Вера попала в поток света и, окруженная золотым нимбом, казалась античной богиней из тех быстрых охотниц или бегуний, что соревновались с оленями.
Она подошла к двери со скромной табличкой «Комендатура».
Встала у косяка.
Егор испугался, что дверь откроется и кто-нибудь выйдет. Он собрал все силы и добежал до Веры.
Вера стояла, прижавшись спиной к косяку, голова склонилась к щели в неплотно прикрытой двери.
Ей, может, и было что-то слышно, Егор же не слышал ничего, кроме невнятного гула голосов.
Он хотел попросить Веру повернуться, но тут изнутри донесся короткий и натужный вскрик, будто человек поднимал непомерную тяжесть и надорвался. Потом наступила тишина.
— Да в кармане ищите, в кармане, — раздался громкий голос Лядова. — Быстрее.
Вера оторвалась от стены и, схватив Егора за руку, потащила его в сторону, к лестнице, ведущей наверх, к зрительному залу.
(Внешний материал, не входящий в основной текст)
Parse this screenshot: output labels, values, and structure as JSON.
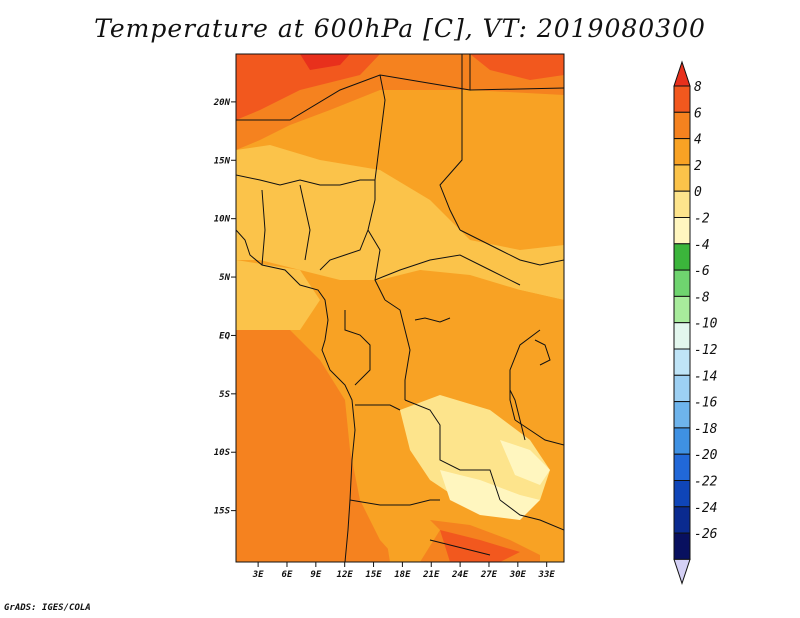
{
  "title": "Temperature at 600hPa [C], VT: 2019080300",
  "credit": "GrADS: IGES/COLA",
  "map": {
    "lat_ticks": [
      {
        "lat": 20,
        "label": "20N"
      },
      {
        "lat": 15,
        "label": "15N"
      },
      {
        "lat": 10,
        "label": "10N"
      },
      {
        "lat": 5,
        "label": "5N"
      },
      {
        "lat": 0,
        "label": "EQ"
      },
      {
        "lat": -5,
        "label": "5S"
      },
      {
        "lat": -10,
        "label": "10S"
      },
      {
        "lat": -15,
        "label": "15S"
      }
    ],
    "lon_ticks": [
      {
        "lon": 3,
        "label": "3E"
      },
      {
        "lon": 6,
        "label": "6E"
      },
      {
        "lon": 9,
        "label": "9E"
      },
      {
        "lon": 12,
        "label": "12E"
      },
      {
        "lon": 15,
        "label": "15E"
      },
      {
        "lon": 18,
        "label": "18E"
      },
      {
        "lon": 21,
        "label": "21E"
      },
      {
        "lon": 24,
        "label": "24E"
      },
      {
        "lon": 27,
        "label": "27E"
      },
      {
        "lon": 30,
        "label": "30E"
      },
      {
        "lon": 33,
        "label": "33E"
      }
    ]
  },
  "colorbar": {
    "labels": [
      "8",
      "6",
      "4",
      "2",
      "0",
      "-2",
      "-4",
      "-6",
      "-8",
      "-10",
      "-12",
      "-14",
      "-16",
      "-18",
      "-20",
      "-22",
      "-24",
      "-26"
    ],
    "colors": [
      "#e8301c",
      "#f2581e",
      "#f5821f",
      "#f8a224",
      "#fbc34a",
      "#fde48c",
      "#fff6bf",
      "#3bb53b",
      "#6fd46f",
      "#a8ec9c",
      "#e3f7ee",
      "#bfe4f7",
      "#9dd0f3",
      "#6eb4ec",
      "#3f91e3",
      "#2168d8",
      "#0f45b8",
      "#0a2a8f",
      "#08105f",
      "#d4d0f5"
    ]
  }
}
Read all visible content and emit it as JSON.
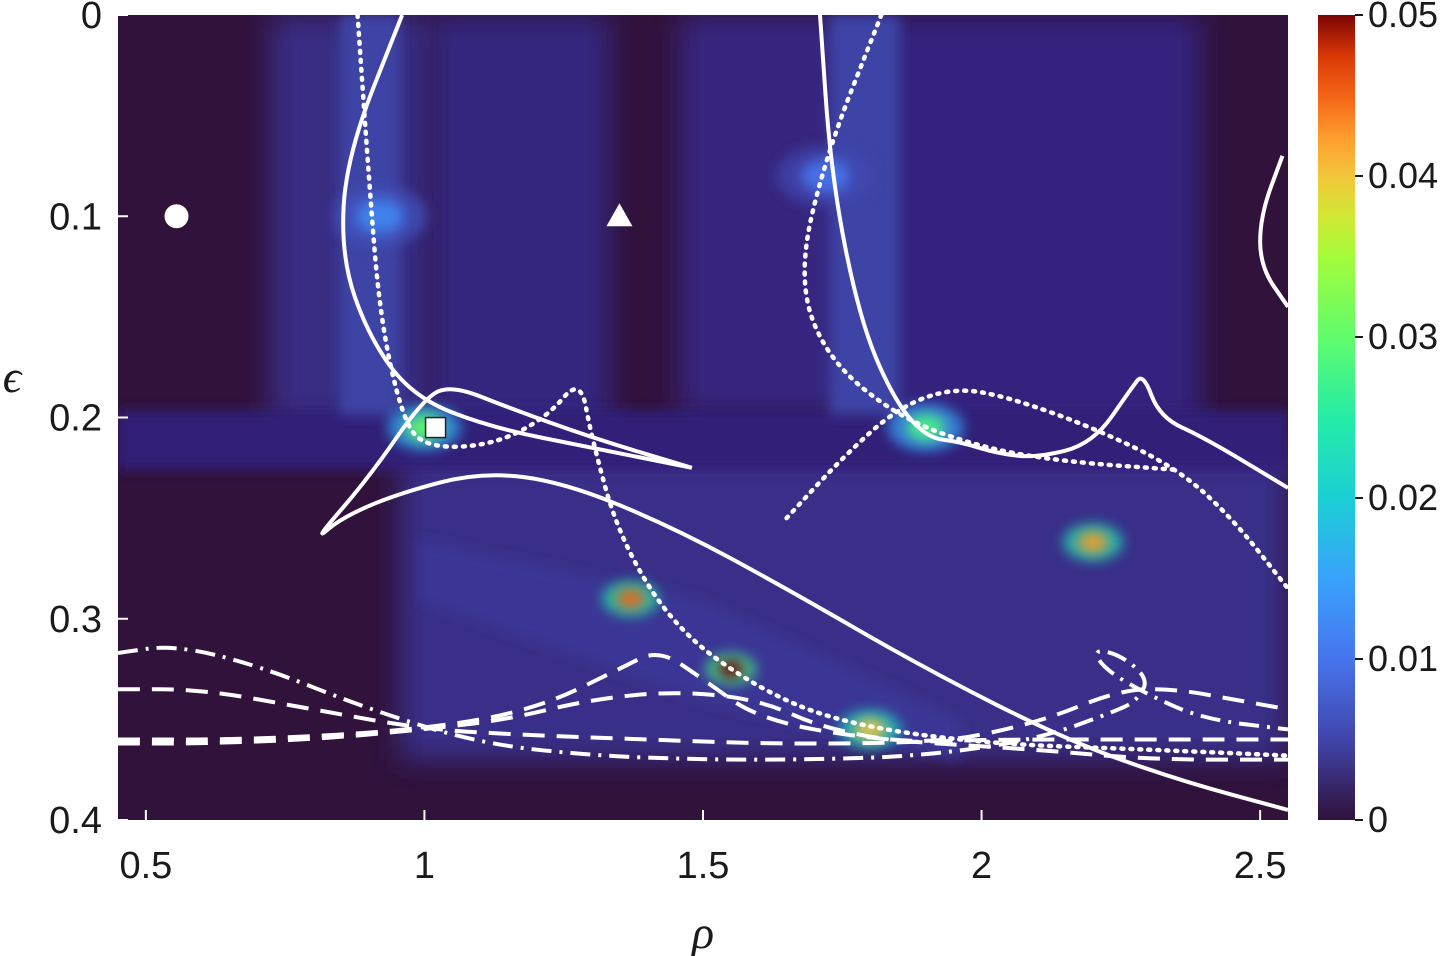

Егор вдруг, как в кошмаре, понял, что он уже был в этом кинотеатре и так же прятался под широкой лестницей на второй этаж, только это была лестница в ресторане «Приморский», где собирались консулы.
Стало совсем муторно, Вера сильно дернула его за руку — и вовремя, потому что как раз в этот момент высунулся Лядов и начал осматриваться. Вера замерла, прикрыв телом Егора, словно полагала, что на женщину не обратят внимания.
Им помогло то, что солнечные лучи, пересекавшие вестибюль, били Лядову в лицо, а лестница была в густой утренней тени.
— Выходите, — сказал Лядов. — Все в порядке.
— Я посижу, — сказал Майоранский, — мне дурно.
— Кончим работу и будем тогда сидеть, — отозвался Лядов.
Майоранский принялся грязно ругаться, но ругался он так негромко, монотонно и равнодушно, что ничего неприличного в его ругательствах не было.
Потом, придерживаясь за стенку, он опустился на пол и сел, прислонясь спиной к стене.
— Пять минут, — сказал он.
— А то пойду без вас, — пригрозил Лядов. — А вы тут останетесь подыхать.
— Славный разговор между коллегами, — отозвался Майоранский. — Как сейчас слышу отзвуки гуманизма.
— Не вам говорить о гуманизме, Лев Яковлевич!
— А вы откуда знаете?
— Птичка в клюве принесла!
— А в самом деле, вы это придумали? Вы придумали, чтобы меня оскорбить?
Майоранский был испуган.
— Почему? Но я знаю от Берии, он мне сам говорил, что, когда отравленные вами заключенные умоляли вас их прикончить, вы смеялись им в лицо.
— Ложь! Наглая ложь.
Сидя, Майоранский поднял тонкий палец, словно боярыня Морозова, сидящая в розвальнях.
— Вставайте, идти пора, — сказал Лядов.
— Нет, постойте! Вы кинули мне в лицо обвинение, и я считаю своим долгом его опровергнуть.
— Даю вам минуту, — сказал Лядов. — Потом уйду.
— Во-первых, — произнес Майоранский, тряся пальчиком, — я отсидел от звонка до звонка по сфабрикованному против меня обвинению в сотрудничестве с Берией и Судоплатовым. Так что даже формально обвинить меня нельзя.